Ero pessimista e dubbiosa riguardo al nuovo anno e mi sarebbe piaciuto tantissimo andare in giro per l'orfanotrofio insieme ad Amelia per dare fastidio ai bambini. Io e lei l'avevamo sempre fatto, fin da bambine. Passavamo tutto il 30 dicembre a correre da una zona all'altra della struttura infastidendo o facendo piangere i bambini raccontando storie mai accadute ma spaventose. Durante gli anni, Amelia aveva iniziato a scriversi tutte le storie che raccontavamo su un quaderno così che poi avevamo la possibilità di leggerle ai bambini l'anno seguente. Era molto divertente vedere come i mocciosi passassero dal sorridere al piangere in pochi secondi.

Però quell'anno non era uguale agli altri. Io e Amelia non ci parlavamo da un bel pezzo ed io passavo la maggior parte del mio tempo con Derek e Will. Quando tornavo nella mia stanza, Amelia stava già dormendo oppure era in biblioteca con Gideon e Meghan.

Avevo bisogno di parlare con qualcuno e forse lei sarebbe stata la persona adatta, se non fosse stato che era troppo presa dallo stare con gli altri. In più, neanche io contribuivo: sarei potuta andarla a cercare durante il giorno, ma decidevo ogni volta di lasciar perdere e fare come se nulla fosse.

Necessitavo di qualcuno con cui condividere l'accaduto alla pista di pattinaggio. Non ne avevo fatto parola con nessuno come credevo che avesse fatto anche Will. Temevo che, se ne avessi parlato con Derek, Will avrebbe potuto andar a chiedere al moro se io gli avessi accennato a quello che era successo. Non che non mi fidassi di Derek, ma avevo paura di metterlo in una posizione spiacevole tra me e il biondino. Non volevo che si sentisse obbligato a scegliere tra me e Will. Così preferivo starmene zitta tra i miei pensieri e lasciare che tutto scorresse fluidamente come dell'acqua in un ruscello mentre tentavo in tutti i modi di evitare Kaitlyn.

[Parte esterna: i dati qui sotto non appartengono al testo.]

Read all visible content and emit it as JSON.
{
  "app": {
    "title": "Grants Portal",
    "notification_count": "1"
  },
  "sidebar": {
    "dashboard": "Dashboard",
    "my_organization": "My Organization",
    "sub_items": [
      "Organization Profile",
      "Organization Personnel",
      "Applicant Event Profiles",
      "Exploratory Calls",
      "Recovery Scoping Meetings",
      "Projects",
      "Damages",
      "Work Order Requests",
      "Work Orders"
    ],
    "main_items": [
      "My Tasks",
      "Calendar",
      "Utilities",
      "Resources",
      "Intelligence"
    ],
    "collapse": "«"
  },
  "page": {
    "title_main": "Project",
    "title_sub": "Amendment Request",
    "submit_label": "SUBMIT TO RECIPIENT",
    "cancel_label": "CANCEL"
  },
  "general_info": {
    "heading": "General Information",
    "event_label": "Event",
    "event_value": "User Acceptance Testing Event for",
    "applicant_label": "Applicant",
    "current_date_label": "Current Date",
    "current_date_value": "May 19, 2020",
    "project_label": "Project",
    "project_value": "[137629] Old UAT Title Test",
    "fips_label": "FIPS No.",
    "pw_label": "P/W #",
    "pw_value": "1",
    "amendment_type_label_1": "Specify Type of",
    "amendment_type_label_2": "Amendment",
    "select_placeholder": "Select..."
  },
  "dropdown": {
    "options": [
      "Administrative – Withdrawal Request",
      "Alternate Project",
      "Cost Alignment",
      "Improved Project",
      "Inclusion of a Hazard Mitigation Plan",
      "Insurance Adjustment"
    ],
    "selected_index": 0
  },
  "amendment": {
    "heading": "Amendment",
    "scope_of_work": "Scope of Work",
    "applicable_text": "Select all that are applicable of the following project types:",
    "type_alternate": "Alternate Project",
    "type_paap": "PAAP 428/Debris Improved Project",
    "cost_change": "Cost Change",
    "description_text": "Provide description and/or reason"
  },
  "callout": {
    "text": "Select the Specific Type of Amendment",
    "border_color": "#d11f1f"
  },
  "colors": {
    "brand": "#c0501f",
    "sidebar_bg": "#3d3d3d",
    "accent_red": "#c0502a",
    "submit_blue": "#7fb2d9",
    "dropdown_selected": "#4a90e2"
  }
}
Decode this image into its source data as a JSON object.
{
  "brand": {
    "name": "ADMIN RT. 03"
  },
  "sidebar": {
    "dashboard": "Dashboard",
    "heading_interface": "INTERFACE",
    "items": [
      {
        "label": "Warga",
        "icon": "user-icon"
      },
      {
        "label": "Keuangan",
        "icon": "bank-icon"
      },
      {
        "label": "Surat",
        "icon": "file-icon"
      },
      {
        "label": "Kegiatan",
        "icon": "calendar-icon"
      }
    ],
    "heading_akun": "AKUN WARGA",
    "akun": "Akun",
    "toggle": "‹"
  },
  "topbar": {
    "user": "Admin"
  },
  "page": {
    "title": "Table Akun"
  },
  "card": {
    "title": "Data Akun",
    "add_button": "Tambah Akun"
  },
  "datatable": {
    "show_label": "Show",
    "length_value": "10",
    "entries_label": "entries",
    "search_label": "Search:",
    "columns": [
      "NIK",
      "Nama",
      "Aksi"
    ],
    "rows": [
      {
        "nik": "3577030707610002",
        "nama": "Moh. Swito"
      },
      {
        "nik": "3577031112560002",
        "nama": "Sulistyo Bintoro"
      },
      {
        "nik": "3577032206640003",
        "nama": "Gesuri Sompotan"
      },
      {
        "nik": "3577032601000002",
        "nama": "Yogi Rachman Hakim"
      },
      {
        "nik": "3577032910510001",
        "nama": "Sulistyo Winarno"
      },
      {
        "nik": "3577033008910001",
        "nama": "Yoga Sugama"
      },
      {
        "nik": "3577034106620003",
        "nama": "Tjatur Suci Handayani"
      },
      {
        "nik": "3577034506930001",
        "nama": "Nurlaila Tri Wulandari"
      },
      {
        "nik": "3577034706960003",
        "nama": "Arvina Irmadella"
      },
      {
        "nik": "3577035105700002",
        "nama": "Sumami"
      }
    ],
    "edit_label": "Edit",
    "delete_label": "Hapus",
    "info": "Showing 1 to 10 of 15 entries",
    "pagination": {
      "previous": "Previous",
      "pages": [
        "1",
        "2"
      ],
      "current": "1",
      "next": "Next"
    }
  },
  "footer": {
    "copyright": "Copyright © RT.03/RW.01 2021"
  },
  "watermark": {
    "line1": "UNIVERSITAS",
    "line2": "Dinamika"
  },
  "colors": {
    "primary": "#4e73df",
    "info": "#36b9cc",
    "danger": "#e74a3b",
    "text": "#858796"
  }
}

Perché, oltre a non sapere cosa diamine passasse per la testa di Will, Kaitlyn mi assillava pretendendo che io andassi nel suo ufficio per parlare come due persone "normali", a detta sua. Il punto è che sapevo benissimo che non sarebbe stato così: io e Kaitlyn non eravamo normali. Io e Kaitlyn non potevamo stare da sole nella stessa stanza senza urlarci contro e lei lo sapeva benissimo, ma, adesso che avevo scoperto che lei era mia madre, pensava di avere il diritto di controllarmi come se fossi stata un macchinario difettoso. Voleva dirmi cosa fare e come farlo pretendendo che le parlasse di tutto quello che mi accadeva.
Mi seguiva nei corridoi chiedendomi di presentarmi nel suo ufficio per una "chiacchierata veloce" e per un tè. Facevo tutto il possibile per evitare di andarci. Non volevo parlarle dopo quello che mi aveva nascosto. Non avevo il coraggio di affrontare mia madre.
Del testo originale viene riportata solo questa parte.